The students had a familiar country for their last day of school on Friday: the United States.

But as the Red Cedar’s doors shut for the year, many parents continue to worry that they may remain that way permanently in the near future.

A pending decision
Nichole Keway, a graduate student in the English department and member of the Little Traverse Bay Bands of the Odawa group of American Indians, said the possibility of closure still is a source for apprehension among parents in the Red Cedar community.

But members of the K-8 Citizens Facilities Committee emphasize that the possibility of closures still are up in the air.

Julie Bungard, the Red Cedar liaison to the commission, said the status of Red Cedar, along with the other schools, is uncertain, but not any more than other elementary schools in the district.

“To be frankly honest nobody knows,” she said. “There may be grounds for concern, but there’s no decision that’s been made.”

Bungard said based on internal talks within the committee, she was “very positive” that Red Cedar would not be closed.

But Addiego emphasized that the board is not limited to the committee’s recommendation, and that no formal action has been taken in regard to any of the buildings. She said it would be impossible to say which schools, if any, would be closed.
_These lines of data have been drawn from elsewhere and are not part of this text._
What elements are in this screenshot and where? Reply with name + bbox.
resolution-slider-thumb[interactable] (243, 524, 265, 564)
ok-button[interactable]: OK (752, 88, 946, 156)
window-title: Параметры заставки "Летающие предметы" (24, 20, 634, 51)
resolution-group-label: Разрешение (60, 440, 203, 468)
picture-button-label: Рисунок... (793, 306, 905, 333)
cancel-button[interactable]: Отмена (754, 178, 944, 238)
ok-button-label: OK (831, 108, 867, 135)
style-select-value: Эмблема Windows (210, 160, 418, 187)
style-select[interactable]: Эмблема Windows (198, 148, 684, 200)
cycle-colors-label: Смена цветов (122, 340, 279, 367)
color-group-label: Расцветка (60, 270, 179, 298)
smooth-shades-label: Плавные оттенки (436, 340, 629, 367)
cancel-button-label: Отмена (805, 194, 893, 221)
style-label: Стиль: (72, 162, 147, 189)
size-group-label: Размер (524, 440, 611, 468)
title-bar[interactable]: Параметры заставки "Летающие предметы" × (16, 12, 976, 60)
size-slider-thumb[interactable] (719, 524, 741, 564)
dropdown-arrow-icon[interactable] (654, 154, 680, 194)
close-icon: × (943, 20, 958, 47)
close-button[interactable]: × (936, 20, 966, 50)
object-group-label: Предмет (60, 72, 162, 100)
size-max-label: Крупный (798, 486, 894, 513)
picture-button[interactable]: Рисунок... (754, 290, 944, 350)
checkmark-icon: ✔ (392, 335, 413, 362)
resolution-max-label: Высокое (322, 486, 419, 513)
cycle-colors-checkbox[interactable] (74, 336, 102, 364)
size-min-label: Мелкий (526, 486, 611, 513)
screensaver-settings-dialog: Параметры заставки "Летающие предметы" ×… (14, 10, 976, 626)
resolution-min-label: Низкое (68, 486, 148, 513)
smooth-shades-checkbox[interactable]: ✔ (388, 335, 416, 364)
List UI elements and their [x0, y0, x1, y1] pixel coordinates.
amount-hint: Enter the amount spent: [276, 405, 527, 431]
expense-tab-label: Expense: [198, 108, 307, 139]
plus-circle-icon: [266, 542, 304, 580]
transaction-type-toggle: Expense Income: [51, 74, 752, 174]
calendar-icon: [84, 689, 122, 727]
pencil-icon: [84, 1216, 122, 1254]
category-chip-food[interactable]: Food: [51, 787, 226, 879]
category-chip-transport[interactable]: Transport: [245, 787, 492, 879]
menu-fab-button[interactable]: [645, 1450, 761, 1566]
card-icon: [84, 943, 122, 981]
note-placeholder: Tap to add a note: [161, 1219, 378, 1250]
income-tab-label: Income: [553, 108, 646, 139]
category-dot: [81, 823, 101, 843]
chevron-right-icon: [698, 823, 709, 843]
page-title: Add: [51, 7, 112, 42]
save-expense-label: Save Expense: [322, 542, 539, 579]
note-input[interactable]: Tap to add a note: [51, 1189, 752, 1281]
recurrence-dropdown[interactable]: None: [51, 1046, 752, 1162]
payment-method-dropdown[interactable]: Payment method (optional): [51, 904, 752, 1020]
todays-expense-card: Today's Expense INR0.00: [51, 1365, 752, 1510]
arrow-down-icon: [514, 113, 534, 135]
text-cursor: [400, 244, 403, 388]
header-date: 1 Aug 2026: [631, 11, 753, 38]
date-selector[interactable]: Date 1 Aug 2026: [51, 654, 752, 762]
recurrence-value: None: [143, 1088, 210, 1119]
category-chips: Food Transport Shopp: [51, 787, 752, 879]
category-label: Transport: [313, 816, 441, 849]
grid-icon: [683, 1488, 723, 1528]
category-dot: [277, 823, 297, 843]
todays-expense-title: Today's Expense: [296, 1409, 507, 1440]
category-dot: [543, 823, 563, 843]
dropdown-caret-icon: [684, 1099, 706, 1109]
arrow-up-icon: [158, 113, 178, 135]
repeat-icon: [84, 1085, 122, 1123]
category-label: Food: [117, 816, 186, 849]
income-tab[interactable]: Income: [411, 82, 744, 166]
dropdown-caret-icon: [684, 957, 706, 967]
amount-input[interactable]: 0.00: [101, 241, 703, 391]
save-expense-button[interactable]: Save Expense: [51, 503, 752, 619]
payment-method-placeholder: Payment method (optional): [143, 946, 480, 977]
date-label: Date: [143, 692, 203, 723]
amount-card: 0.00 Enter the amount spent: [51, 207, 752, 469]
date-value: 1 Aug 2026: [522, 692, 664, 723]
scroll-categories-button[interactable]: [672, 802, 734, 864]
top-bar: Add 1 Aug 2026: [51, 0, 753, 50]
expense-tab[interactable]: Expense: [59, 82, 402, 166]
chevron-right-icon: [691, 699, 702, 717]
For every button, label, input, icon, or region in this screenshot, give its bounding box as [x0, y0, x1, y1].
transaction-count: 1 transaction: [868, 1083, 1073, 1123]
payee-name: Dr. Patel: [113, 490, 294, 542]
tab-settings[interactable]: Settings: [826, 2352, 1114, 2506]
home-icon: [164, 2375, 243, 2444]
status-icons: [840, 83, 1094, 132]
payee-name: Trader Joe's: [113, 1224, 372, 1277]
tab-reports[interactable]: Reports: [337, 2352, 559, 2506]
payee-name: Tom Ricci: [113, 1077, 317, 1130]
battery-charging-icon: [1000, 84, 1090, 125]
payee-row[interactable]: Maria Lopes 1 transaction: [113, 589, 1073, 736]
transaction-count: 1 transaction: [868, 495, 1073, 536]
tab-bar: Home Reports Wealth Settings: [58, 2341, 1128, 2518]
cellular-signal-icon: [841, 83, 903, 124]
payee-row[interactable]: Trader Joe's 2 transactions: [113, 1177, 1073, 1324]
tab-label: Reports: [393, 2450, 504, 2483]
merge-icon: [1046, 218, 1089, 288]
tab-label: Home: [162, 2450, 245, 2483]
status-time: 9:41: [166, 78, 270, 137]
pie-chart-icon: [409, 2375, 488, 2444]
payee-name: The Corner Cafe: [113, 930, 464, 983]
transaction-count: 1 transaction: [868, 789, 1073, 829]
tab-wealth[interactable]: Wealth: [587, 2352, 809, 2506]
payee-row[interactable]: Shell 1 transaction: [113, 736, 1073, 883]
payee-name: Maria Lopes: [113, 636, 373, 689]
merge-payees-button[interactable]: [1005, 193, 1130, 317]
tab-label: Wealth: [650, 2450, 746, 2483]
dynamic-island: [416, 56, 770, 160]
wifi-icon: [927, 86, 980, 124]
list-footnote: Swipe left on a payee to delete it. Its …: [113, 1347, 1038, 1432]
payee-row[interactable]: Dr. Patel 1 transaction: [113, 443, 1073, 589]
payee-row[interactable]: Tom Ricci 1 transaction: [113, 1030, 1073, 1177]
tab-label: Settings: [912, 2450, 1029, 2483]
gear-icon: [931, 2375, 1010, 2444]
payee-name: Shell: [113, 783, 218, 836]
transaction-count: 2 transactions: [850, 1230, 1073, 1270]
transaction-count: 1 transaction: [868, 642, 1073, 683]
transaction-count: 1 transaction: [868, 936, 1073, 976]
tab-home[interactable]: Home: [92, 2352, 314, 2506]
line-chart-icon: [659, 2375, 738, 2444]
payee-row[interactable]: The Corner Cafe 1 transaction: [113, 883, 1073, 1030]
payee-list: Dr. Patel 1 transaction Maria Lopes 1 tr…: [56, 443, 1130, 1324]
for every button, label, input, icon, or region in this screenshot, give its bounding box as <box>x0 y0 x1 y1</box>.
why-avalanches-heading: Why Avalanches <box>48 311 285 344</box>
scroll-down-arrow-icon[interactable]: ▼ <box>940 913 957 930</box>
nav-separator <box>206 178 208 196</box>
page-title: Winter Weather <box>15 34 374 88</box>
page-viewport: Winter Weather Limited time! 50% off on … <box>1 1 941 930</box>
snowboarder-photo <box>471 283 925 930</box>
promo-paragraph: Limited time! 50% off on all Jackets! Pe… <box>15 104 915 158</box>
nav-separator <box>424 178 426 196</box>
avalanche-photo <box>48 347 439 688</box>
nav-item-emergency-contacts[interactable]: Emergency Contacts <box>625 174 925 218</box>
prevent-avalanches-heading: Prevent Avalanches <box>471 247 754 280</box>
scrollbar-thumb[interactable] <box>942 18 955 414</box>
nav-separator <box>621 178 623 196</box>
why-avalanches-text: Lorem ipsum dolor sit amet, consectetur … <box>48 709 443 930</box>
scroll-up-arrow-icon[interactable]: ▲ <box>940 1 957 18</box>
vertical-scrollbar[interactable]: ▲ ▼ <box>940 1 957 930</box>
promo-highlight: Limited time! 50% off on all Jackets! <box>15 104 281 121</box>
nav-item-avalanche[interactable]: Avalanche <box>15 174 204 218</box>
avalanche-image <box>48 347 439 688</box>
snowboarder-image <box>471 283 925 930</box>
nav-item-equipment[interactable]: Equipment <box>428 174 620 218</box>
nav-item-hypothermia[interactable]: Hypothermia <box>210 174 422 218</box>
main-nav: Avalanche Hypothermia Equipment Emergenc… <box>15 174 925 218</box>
“Everyone is concerned about the school in their community,” Addiego said. “There are going to be unhappy people if we close schools.”

Cherry Lane and Faculty Bricks apartments are slated for demolition in July, after being vacated earlier this month. Haas said at the joint school board and city council meeting the Spartan Village apartments are slated for demolition around 2017, which would cut off another large supplier of Red Cedar students.

“I feel like this is the last bastion or international families,” Ribianszky said. “I just think it would be a terrible loss.”